Pekala ihracatın bile yüzde 73’üne yabancıların hakim olduğu bir üretim modelinde nasıl olur da “yerli ve milli üretim”den bahsedebiliriz? Bunun cevabını çok merak ediyorum…
Malumunuz Türkiye yerli otomobil konusunda bir arayış içinde… Pekâlâ, mısır, ayçiçeği, şeker pancarı ve pamuk tohumunda Türkiye tamamen küresel tohum firmalarına bağımlı iken bu konuda neden bir arayış içinde olmuyoruz? Bu konuyu neden dert edinmiyoruz? Açıklanan Milli Tarım Projesinin içinde bile bu konuda ne bir strateji ne de bir öngörü var!
Tohumculuk sektöründe kurulmuş birlikler, rakamlar üzerinden pembe tablolar ortaya koyarak sözde kendilerinin reklamını yapıyorlar ama bugüne kadar mısır, ayçiçeği, şeker pancarı ve pamuk tohumunda “yerli ve milli üretim” konusunda ülkenin gerçek durumunu ortaya koyarak ülke adına bir hedef belirlediklerine şahit olmadım.
Yani mısır, ayçiçeği, şeker pancarı ve pamuk tohumu yabancıların tekeline terk edilmiş durumda, tohum adına söz sahibi olanlarda bundan hiçbir rahatsızlık duymuyorlar.
Burada bir anekdotu aktarayım;
Sektördeki 7 alt birlik başkanı ile bu birliklerin bağlı olduğu TÜRKTOB Başkanı, eski Bakan Faruk Çelik’i ziyarete gidiyorlar.
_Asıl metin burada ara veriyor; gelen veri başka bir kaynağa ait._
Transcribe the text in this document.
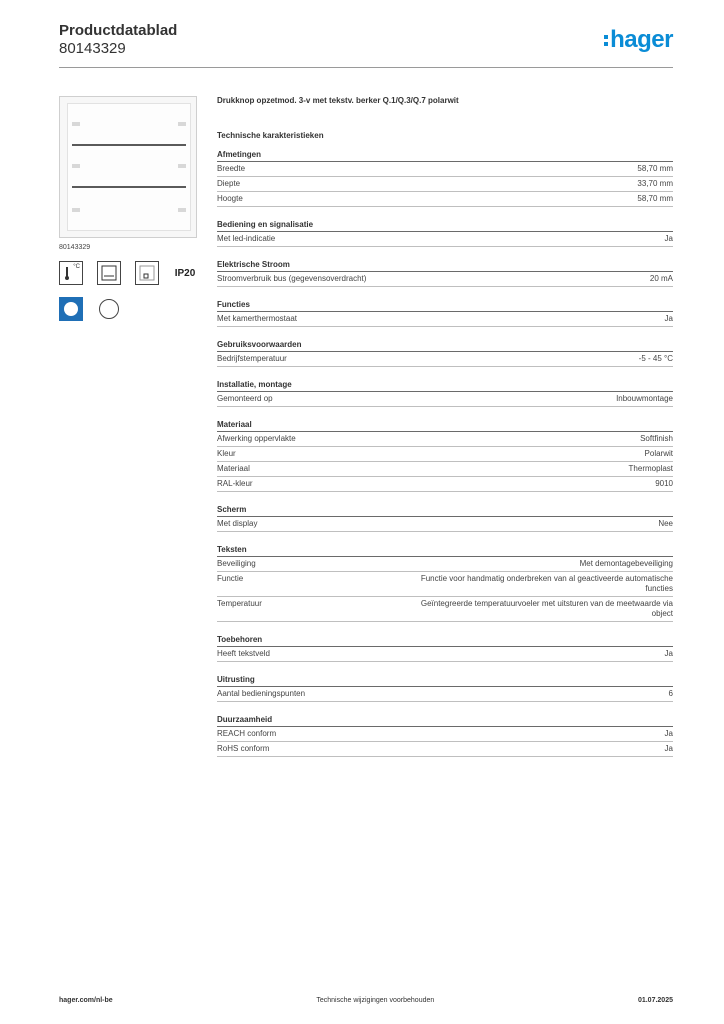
Productdatablad
80143329	hager
80143329
°C
IP20
Drukknop opzetmod. 3-v met tekstv. berker Q.1/Q.3/Q.7 polarwit
Technische karakteristieken
Afmetingen
Breedte	58,70 mm
Diepte	33,70 mm
Hoogte	58,70 mm
Bediening en signalisatie
Met led-indicatie	Ja
Elektrische Stroom
Stroomverbruik bus (gegevensoverdracht)	20 mA
Functies
Met kamerthermostaat	Ja
Gebruiksvoorwaarden
Bedrijfstemperatuur	-5 - 45 °C
Installatie, montage
Gemonteerd op	Inbouwmontage
Materiaal
Afwerking oppervlakte	Softfinish
Kleur	Polarwit
Materiaal	Thermoplast
RAL-kleur	9010
Scherm
Met display	Nee
Teksten
Beveiliging	Met demontagebeveiliging
Functie	Functie voor handmatig onderbreken van al geactiveerde automatische functies
Temperatuur	Geïntegreerde temperatuurvoeler met uitsturen van de meetwaarde via object
Toebehoren
Heeft tekstveld	Ja
Uitrusting
Aantal bedieningspunten	6
Duurzaamheid
REACH conform	Ja
RoHS conform	Ja
hager.com/nl-be	Technische wijzigingen voorbehouden	01.07.2025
Hepsi sırasıyla kendisini tanıyor; “BİSAB, FÜAB, FİDEBİRLİK, SÜSBİR, TODAB, TSÜAB, TYAB” derken Bakan Çelik devreye giriyor ve espriyle karışık “Tohumu kamyondan indiren Birlik Başkanı yok mu?” diye soruyor.
İşte ülkenin tohumculuk sektörünün durumu bu! Her tarafa alt birlik kurulmuş ama yabancıların hâkimiyetinde olan üretimden rahatsız olan bir Allahın kulu yok!